9.4.13

Rifiuti spaziali (di Giorgia Fletcher)

Dalla rubrica “terraterra” del “manifesto” riprendo questa bella nota sui cosiddetti “rifiuti spaziali” che risale, all’incirca, a un anno e mezzo fa. Per quel che ho potuto appurare in rete la situazione non è migliorata. (S.L.L.)
La quantità di rifiuti alla deriva è ormai fuori controllo: «Abbiamo perso il controllo dell'ambiente», commenta (alla Bbc) Donald Kessler, lo scienziato che ha diretto un gruppo di ricerca del National Research Council degli Stati uniti. Il rapporto di questo gruppo di scienziati è l'ultimo allarme sui rifiuti spaziali - nel senso proprio del termine: oggetti di scarto in orbita intorno alla terra. Kessler e colleghi avvertono che siamo arrivati a un punto di soglia: la quantità di space junk, spazzatura nelle basse orbite terrestri, è ormai tale da rappresentare un pericolo. Il rischio che uno di questi rifiuti orbitanti si scontri con un satellite, o con una stazione spaziale, è ormai molto alto (in giugno dei frammenti hanno mancato per poco la International Space Station: i sei astronauti a bordo si erano già precipitati nelle loro capsule per una evacuazione forzata verso la Terra).
Non è la prima volta che sentiamo parlare di spazzatura spaziale. I rifiuti orbitanti si sono accumulati in mezzo secolo di attività umane nello spazio: pezzi rilasciati da vecchi razzi vettori a più stadi, satelliti in disuso, rottami vari. Oggi oltre 22mila pezzi sono monitorati di continuo, ma sono solo i più grandi e visibili. Si stima che circa mezzo milione di altri frammenti larghi tra 1 e 10 centimetri sia lassù in orbita, e milioni di frammenti più piccoli del centimetro.

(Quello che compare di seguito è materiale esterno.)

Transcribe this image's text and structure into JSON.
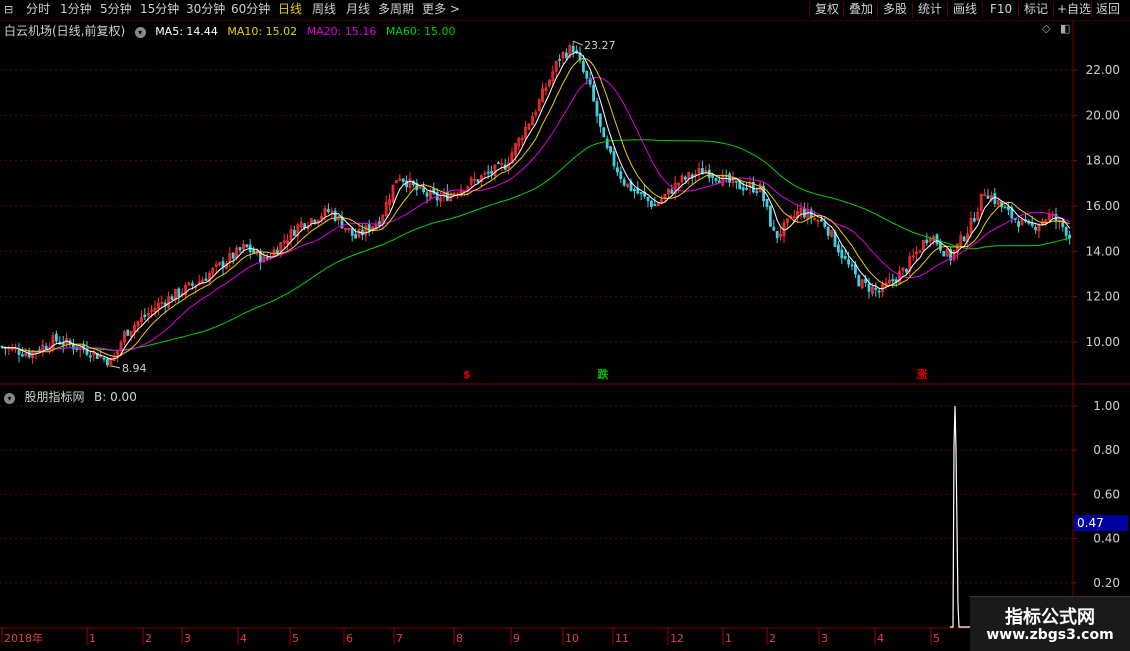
{
  "toolbar": {
    "left": [
      "分时",
      "1分钟",
      "5分钟",
      "15分钟",
      "30分钟",
      "60分钟",
      "日线",
      "周线",
      "月线",
      "多周期",
      "更多 >"
    ],
    "active": "日线",
    "right": [
      "复权",
      "叠加",
      "多股",
      "统计",
      "画线",
      "F10",
      "标记",
      "+自选",
      "返回"
    ]
  },
  "main_chart": {
    "title": "白云机场(日线,前复权)",
    "ma": [
      {
        "label": "MA5: 14.44",
        "color": "#ffffff"
      },
      {
        "label": "MA10: 15.02",
        "color": "#e8d000"
      },
      {
        "label": "MA20: 15.16",
        "color": "#e000e0"
      },
      {
        "label": "MA60: 15.00",
        "color": "#00d000"
      }
    ],
    "high_label": "23.27",
    "low_label": "8.94",
    "y_ticks": [
      "22.00",
      "20.00",
      "18.00",
      "16.00",
      "14.00",
      "12.00",
      "10.00"
    ],
    "markers": [
      {
        "text": "$",
        "color": "#e00000"
      },
      {
        "text": "跌",
        "color": "#00c000"
      },
      {
        "text": "涨",
        "color": "#e00000"
      }
    ]
  },
  "sub_chart": {
    "title": "股朋指标网",
    "value_label": "B: 0.00",
    "y_ticks": [
      "1.00",
      "0.80",
      "0.60",
      "0.40",
      "0.20"
    ],
    "current_value": "0.47"
  },
  "x_axis": {
    "labels": [
      "2018年",
      "1",
      "2",
      "3",
      "4",
      "5",
      "6",
      "7",
      "8",
      "9",
      "10",
      "11",
      "12",
      "1",
      "2",
      "3",
      "4",
      "5"
    ]
  },
  "watermark": {
    "line1": "指标公式网",
    "line2": "www.zbgs3.com"
  },
  "colors": {
    "up": "#ff3030",
    "down": "#40d0e0",
    "grid": "#5a0000"
  }
}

E' roba che si muove a parecchi chilometri per secondo, velocità sufficiente perché anche piccoli frammenti diventino pericolosi proiettili, se da esempio colpiscono una stazione spaziale (la International Space Station circola a poco più di 28mila chilometri l'ora).
Il fatto è che anche i satelliti sono sempre più numerosi: negli ultimi 10 anni ne sono stati lanciati in media 76 all'anno e nel prossimo decennio potrebbero raddoppiare (un'analisi europea sulle prospettive dell'industria spaziale stima che circa 1.145 satelliti saranno costruiti tra il 2011 e il 2020, per lo più per le telecomunicazioni). Dunque più recenti linee guida internazionali per l'industria spaziale raccomandano di assicurare che ogni satellite abbia abbastanza propellente, alla fine della sua vita "utile", da essere spinto in un'orbita diversa (chiamata orbita «cimitero»). E che le fasi dei razzi non portino depositi di carburante in modo che non esplodano (creando ulteriori frammenti che restano in orbita). Lo scopo sarebbe che ogni oggetto mandato nelle basse orbite terrestri ne sia rimosso nel giro di 25 anni dal lancio. Ma la quantità di rifiuti già accumulata resta alta. Anzi, dice il rapporto diffuso qualche giorno fa, due eventi negli ultimi anni hanno vanificato gli sforzi fatti finora per ripulire le orbite. Uno è stato nel 2007: la Cina ha deliberatamente distrutto un suo satellite dismesso per sperimentare un suo missile anti-satellite. Il test è riuscito, il satellite distrutto: ovvero rotto in oltre 300mila oggetti visibili alle apparecchiature di monitoraggio da Terra, e 150 mila frammenti e rottami più grandi del centimetro. Un paio d'anni dopo si sono scontrati due satelliti, uno defunto e uno attivo - il Cosmos 2251 e l'Iridium 33: involontario, ma anche questo evento ha creato grandi quantità di spazzatura. Secondo la ricerca diffusa giorni fa, questi due eventi hanno «raddoppiato la quantità di frammenti nell'orbita terrestre, vanificando 25 anni di sforzi», spiega Kessler. Lo studio non suggerisce come ovviare al problema: anche perché rimanda a un precedente studio del Pentagono, che già illustra diverse tecnologie possibili: arpioni spaziali, reti magnetiche, un dispositivo a forma di ombrelli: sistemi per spedire i rottami verso la Terra (a bruciare nell'impatto con l'atmosfera), o più lontano. Spazzini spaziali.